SEO is changing. Some are even proclaiming the field dead. That’s not true, but 2017 is going to look radically different than any year before it for digital marketers. And getting the message online is more important than ever: 92% of business purchases start with a search, and 81% of customer journeys start online. Tyson Stockton of Searchmetrics.com gave a webinar about the future of SEO. Here are the major takeaways:
Stockton compared the Google search results of today and the one from just 6 years ago. The difference cannot be more acute. On top of being more aesthetically pleasing, now Google not only offers listings but videos, shopping options, news, Google ads, and maps are on the front page for almost all searches—80% of searches, in fact. This means that actual rankings are pushed further and further down the page, so that even if you are number nine or ten for a particular keyword you may not make the front page. You need to aim higher—at least number eight or higher.
And with 3 billion searches on Google, that means competition is going to get more intense.
Mobile is driving more and more traffic every day. So now it is vital to get onto mobile searches, battling both competitors and ads.
It’s important to know that desktop is still utilized heavily, for now. Furthermore, what results appear depend on the device: maps are more prominent on mobile searches, while images are featured more on desktop. App packs and Related Question Boxes are almost exclusively mobile.
In 2015, search keywords in the title were featured in 75% of the top results on Google. In 2016, that number dropped to 55%.
Keywords in the titles have long been a staple in the SEO toolkit. What happened?
Well, now Google is emphasizing a new kind of content—holistic content. It’s looking for content that answers as many questions a user might have about their query as possible. Google is all about providing an excellent user experience—it’s how they make their reputation—and they reward those sites that further that goal.
In that vein, if the query is “What movie parodies Star Wars?” they aren’t looking for a listing with “Movie That Parodies Star War.” They just want the answer—Spaceballs.
So while H1 tag usage is up among leading websites, keywords in the H1 among them have dropped. Google is looking for answers, much more than keywords, so H1 tags are really used as summaries of the content for Google.
Keyword optimized title, H1, H2, and body copy are still good, but are now just one part of the overall equation.
In the old days of SEO, the bare minimum for a ranked page was 300 words focused around a keyword. Those days are no more. The word count of the best ranked pages on average has increased over the past year: from 1,285 to 1,633. The word count reflects Google’s desire for topics covered more completely. In fact, you could say that instead of one keyword, one page, the optimal SERP model is one topic, one page.
What is replacing the old SEO ranking tools? Partly, it’s the rise of machine learning and deep learning. Hummingbird, their core algorithm, is one indication of this change in priorities
Rankbrain is often called one of Google’s most important ranking factors, but it isn’t really a factor. It’s an algorithm using artificial intelligence that weighs numerous factors for every website, and determines how each website ranks. It also handles unusual queries Google has not seen before.

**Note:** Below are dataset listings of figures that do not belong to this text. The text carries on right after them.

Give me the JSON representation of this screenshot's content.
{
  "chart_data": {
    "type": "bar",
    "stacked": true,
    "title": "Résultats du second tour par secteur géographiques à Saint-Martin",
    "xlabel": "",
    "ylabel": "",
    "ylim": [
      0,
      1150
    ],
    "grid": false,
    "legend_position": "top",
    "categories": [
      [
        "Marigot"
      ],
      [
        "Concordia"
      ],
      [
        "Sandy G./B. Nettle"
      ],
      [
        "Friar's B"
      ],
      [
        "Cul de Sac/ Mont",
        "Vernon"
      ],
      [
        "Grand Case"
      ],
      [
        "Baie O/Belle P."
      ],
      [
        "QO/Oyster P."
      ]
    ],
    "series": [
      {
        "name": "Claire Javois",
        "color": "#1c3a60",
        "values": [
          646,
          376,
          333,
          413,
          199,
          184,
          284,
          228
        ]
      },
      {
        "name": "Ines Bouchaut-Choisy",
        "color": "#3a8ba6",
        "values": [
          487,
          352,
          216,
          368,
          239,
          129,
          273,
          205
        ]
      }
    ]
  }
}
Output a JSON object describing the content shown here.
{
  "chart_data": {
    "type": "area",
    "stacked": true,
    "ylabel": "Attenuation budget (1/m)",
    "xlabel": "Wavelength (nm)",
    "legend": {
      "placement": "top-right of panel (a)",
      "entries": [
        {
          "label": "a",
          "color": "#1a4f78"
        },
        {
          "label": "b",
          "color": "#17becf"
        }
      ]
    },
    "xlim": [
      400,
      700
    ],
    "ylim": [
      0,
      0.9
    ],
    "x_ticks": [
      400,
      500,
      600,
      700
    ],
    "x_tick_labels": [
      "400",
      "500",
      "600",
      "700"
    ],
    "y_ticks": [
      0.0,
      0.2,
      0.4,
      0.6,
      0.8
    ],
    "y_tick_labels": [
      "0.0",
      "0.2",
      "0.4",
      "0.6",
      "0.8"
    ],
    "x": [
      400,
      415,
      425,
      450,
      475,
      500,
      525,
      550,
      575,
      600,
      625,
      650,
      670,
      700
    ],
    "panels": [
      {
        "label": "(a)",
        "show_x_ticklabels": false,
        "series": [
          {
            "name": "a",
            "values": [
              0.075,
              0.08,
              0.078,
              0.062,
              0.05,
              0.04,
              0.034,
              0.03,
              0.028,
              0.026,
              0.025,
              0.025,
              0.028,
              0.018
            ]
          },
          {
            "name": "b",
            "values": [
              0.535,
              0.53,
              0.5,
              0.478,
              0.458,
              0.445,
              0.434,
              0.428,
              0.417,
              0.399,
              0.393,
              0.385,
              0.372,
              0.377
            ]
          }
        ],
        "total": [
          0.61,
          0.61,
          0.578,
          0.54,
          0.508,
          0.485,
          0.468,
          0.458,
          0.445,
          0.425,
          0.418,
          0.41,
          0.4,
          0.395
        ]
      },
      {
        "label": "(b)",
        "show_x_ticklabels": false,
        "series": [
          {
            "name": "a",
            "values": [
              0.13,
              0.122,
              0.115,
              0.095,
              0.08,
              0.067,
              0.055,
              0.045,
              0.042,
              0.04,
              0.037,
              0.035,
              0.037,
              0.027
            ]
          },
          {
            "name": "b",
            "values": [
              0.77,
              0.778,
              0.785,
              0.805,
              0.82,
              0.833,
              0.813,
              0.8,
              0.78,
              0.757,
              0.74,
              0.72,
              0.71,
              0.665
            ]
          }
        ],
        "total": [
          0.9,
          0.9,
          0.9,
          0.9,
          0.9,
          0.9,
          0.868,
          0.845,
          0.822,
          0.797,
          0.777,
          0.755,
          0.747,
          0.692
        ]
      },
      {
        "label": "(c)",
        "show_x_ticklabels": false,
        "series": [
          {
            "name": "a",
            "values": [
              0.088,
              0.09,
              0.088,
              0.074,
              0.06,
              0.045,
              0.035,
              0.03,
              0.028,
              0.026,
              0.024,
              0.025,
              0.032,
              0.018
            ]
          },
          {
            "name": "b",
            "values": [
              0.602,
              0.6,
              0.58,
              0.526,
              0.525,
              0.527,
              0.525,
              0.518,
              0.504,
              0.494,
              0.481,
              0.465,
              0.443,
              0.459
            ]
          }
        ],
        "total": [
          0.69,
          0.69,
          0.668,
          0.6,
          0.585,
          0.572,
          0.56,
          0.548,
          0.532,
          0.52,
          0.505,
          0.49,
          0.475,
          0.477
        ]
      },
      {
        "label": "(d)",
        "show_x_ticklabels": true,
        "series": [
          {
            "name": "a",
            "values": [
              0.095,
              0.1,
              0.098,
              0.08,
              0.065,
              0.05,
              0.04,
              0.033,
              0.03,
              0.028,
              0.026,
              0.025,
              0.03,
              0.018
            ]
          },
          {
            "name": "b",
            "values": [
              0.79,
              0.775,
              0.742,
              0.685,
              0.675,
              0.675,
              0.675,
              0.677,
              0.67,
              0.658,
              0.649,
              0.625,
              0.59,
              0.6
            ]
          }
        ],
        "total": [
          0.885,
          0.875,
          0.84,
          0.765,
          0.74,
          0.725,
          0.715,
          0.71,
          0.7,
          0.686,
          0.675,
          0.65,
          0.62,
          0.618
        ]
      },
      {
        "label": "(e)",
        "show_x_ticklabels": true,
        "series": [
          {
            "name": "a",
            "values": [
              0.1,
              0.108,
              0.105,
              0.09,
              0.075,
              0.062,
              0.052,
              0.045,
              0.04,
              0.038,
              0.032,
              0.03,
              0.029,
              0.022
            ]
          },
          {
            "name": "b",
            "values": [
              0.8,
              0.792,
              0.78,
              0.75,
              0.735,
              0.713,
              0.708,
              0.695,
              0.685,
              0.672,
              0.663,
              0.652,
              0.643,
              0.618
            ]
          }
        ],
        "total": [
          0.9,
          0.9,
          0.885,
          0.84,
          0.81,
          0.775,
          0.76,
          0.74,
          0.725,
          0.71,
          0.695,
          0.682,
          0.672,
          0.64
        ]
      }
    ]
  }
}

What’s important is that the factors Rankbrain weighs changes based on the queries of customers-whether intellectual or transactional– and the industry to which the website belongs. Rankbrain emphasizes relevance, in other words, and weighs rankings based on that factor most prominently.
It’s still advisable to use keywords as we still do. The idea here is to broaden the criteria for quality SEO. Additionally, all of Searchmetrics findings might have other explanations—it’s not clear if the keyword model is truly dying or if something else is causing the results.
Finally, quality is still king—the only difference is the depth of content and the structure of that content to answer more diverse queries.